Anna Politkovskaya, the Russian reporter assassinated at her apartment building on Saturday, spoke last year at a conference on press freedom sponsored by Reporters Without Borders, and her words seem prescient. “People sometimes pay with their lives for saying out loud what they think,” she said then. “People can even get killed just for giving me information. I am not the only one in danger. I have examples that prove it.” Politkovskaya herself has now become her own heroic example, warning of how Vladimir Putin’s Russia is growing ever less distinguishable from the totalitarian state it replaced.

Politkovskaya wrote for an independent newspaper, Novaya Gazeta, which is itself part of a dying breed of free journals in Russia. The reporter was broadly interested in Chechnya and, according to her editor, had been on the verge of filing an article about torture in the province for publication this morning. That story, which apparently was on the home computer that has been seized as part of the investigation into her death, is on hold.

One of the things on which Politkovskaya focused her investigative prowess was the Kremlin’s conduct of the two hostage crises that have roiled Russia in the past few years, the 2002 Moscow theater incident and the 2004 Beslan school raid. She believed the case of “food poisoning” that waylaid her en route to Beslan to cover the unfolding tragedy there two years ago may have been an early attempt to interfere with her work. Certainly many Russians feel the Kremlin still has much to answer for in its handling of both incidents and the resulting hundreds of deaths.

To the extent Politkovskaya was digging around that story, not to mention stories about corruption and human rights abuses in Chechnya, she posed a threat to Mr. Putin’s regime. Her murder is all the more troubling because it isn’t unique. Her death marks the 12th time in the past six years that a journalist in Russia has been killed. One of those, Paul Klebnikov, an editor at Forbes, was an American citizen. More reporters were victims of physical intimidation.

In its latest annual report on Russia, Reporters Without Borders reckons that in 2005 alone one journalist survived an apparent assassination attempt, eight were “physically attacked,” and eight more were arrested outright. At least as far back as the 1995 murder of a television journalist, Vladislav Listyev, reporters have apparently been fair game in the “new Russia.” Politkovskaya herself had a pretty clear idea of why freedom was eroding in Russia.
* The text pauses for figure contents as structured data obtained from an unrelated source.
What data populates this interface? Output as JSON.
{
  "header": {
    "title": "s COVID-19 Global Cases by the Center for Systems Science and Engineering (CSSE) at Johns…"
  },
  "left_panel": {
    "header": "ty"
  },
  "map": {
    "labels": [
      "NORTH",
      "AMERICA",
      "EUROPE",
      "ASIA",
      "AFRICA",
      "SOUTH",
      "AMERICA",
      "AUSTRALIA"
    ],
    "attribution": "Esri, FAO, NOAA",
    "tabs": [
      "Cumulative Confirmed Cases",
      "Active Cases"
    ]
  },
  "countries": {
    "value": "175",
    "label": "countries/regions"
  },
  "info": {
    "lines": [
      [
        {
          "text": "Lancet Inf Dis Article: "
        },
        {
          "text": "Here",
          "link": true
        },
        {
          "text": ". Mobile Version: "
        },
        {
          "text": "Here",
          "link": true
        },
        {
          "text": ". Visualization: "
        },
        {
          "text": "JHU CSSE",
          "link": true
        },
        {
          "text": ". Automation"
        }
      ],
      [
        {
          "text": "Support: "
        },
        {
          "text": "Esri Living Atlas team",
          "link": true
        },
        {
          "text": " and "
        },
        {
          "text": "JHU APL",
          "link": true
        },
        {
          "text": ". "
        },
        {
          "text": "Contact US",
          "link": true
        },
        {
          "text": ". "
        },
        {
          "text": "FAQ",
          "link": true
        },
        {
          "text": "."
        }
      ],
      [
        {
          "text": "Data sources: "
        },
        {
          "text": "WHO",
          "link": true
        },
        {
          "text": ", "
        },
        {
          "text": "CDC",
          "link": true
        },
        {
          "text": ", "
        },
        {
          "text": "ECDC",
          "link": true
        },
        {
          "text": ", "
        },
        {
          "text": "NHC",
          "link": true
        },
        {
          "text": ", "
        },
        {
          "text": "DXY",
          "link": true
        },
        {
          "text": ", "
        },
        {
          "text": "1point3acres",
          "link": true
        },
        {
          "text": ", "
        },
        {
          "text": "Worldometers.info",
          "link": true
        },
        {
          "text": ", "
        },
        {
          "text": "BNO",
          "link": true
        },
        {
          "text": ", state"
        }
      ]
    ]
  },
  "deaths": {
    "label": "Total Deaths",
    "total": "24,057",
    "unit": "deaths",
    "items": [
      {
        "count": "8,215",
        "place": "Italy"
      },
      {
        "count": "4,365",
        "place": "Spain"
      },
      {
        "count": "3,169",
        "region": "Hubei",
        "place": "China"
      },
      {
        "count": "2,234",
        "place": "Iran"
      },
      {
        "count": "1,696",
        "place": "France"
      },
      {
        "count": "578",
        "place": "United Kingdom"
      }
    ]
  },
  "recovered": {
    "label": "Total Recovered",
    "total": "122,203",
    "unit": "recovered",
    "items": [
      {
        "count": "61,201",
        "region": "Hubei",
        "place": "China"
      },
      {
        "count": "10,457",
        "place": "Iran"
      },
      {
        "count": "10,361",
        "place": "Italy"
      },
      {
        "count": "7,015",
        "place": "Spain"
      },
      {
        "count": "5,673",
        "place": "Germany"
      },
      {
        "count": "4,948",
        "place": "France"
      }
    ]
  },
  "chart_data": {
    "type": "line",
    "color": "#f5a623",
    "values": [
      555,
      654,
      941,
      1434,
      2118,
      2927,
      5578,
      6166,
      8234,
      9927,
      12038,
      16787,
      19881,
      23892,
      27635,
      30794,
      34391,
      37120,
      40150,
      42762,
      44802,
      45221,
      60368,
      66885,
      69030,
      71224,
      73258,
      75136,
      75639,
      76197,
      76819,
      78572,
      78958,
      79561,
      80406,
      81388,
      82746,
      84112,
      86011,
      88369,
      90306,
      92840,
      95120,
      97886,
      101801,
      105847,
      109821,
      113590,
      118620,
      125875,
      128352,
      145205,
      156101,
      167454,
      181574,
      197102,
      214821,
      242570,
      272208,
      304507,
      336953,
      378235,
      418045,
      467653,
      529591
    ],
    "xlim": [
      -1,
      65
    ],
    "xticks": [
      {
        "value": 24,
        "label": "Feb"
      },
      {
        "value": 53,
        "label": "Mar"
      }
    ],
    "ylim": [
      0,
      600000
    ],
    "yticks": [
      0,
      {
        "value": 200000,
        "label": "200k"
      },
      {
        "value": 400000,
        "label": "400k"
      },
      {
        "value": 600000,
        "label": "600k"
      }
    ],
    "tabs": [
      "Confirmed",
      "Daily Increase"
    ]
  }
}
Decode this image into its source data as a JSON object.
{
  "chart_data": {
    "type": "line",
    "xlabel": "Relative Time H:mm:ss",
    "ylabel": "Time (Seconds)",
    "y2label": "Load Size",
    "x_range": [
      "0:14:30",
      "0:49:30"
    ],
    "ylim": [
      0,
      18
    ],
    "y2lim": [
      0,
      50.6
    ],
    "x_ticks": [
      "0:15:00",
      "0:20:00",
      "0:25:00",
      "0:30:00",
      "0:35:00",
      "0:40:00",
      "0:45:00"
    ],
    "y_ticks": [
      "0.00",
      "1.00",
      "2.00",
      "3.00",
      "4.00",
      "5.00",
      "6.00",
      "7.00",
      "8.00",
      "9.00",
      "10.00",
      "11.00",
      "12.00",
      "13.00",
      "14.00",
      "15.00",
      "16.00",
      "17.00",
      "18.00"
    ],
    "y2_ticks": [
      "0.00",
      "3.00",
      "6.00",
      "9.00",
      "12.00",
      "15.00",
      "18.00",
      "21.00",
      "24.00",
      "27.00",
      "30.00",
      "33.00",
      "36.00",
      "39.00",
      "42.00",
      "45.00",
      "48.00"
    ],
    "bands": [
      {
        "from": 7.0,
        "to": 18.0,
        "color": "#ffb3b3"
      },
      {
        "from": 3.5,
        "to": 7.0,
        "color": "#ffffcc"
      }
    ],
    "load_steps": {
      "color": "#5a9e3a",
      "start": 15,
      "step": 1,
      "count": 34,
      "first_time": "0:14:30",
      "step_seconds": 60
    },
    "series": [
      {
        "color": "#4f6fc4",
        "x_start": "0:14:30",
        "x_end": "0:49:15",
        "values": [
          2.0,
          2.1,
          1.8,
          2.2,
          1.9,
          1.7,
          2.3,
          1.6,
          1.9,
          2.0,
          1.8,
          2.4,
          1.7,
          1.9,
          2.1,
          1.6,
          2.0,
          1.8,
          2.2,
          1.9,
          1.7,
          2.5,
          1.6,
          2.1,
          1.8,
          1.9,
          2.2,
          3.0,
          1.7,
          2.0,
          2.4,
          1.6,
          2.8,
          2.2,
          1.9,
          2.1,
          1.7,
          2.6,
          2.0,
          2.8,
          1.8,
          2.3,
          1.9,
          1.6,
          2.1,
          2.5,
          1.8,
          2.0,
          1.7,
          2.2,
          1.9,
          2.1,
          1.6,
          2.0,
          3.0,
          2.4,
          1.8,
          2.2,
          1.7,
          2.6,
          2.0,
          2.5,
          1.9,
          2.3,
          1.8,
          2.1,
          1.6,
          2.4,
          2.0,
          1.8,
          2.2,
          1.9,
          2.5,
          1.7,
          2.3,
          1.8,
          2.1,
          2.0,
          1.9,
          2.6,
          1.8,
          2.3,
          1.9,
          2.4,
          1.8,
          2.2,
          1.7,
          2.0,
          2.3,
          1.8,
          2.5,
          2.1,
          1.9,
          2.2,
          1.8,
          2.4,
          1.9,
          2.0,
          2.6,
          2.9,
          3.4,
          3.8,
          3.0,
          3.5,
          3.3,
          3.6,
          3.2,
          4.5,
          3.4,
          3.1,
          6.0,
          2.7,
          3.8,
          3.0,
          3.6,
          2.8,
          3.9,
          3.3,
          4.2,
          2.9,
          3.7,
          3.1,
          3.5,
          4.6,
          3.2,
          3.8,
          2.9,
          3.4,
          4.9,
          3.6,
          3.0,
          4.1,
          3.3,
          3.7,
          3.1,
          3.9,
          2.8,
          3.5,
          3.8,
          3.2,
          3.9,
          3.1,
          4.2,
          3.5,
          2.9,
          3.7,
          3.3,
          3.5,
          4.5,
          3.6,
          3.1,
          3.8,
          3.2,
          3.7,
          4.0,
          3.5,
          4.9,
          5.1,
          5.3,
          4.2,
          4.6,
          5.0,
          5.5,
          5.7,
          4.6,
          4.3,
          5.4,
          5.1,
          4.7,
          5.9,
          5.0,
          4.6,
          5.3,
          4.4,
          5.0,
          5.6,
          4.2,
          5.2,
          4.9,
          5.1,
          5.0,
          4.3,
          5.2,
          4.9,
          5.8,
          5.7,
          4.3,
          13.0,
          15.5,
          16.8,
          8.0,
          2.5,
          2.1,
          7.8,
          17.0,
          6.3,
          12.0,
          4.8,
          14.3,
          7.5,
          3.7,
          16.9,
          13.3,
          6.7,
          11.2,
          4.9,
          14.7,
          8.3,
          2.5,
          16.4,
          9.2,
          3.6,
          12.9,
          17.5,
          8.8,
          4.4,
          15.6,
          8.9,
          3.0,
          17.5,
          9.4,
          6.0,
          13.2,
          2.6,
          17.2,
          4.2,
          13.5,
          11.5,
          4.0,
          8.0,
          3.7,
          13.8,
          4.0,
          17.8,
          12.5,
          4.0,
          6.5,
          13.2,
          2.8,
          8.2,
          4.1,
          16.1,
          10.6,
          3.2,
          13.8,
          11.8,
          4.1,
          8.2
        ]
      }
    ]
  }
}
She laid the blame at the feet of President Putin, most notably in a book titled “Putin’s Russia.”

“Putin, a product of the country’s murkiest intelligence service,” she wrote in a passage quoted by Bloomberg News over the weekend, “has failed to transcend his origins and stop behaving like a lieutenant-colonel in the Soviet KGB. He is still busy sorting out his freedom-loving fellow countrymen; he persists in crushing liberty just as he did earlier in his career.” Speculation is still running rampant over who was responsible for Politkovskaya’s murder. The full truth may never come out, but it is already clear that Russia is not a free country. When engaging Russia on the world stage, Americans will forget that fact at their peril.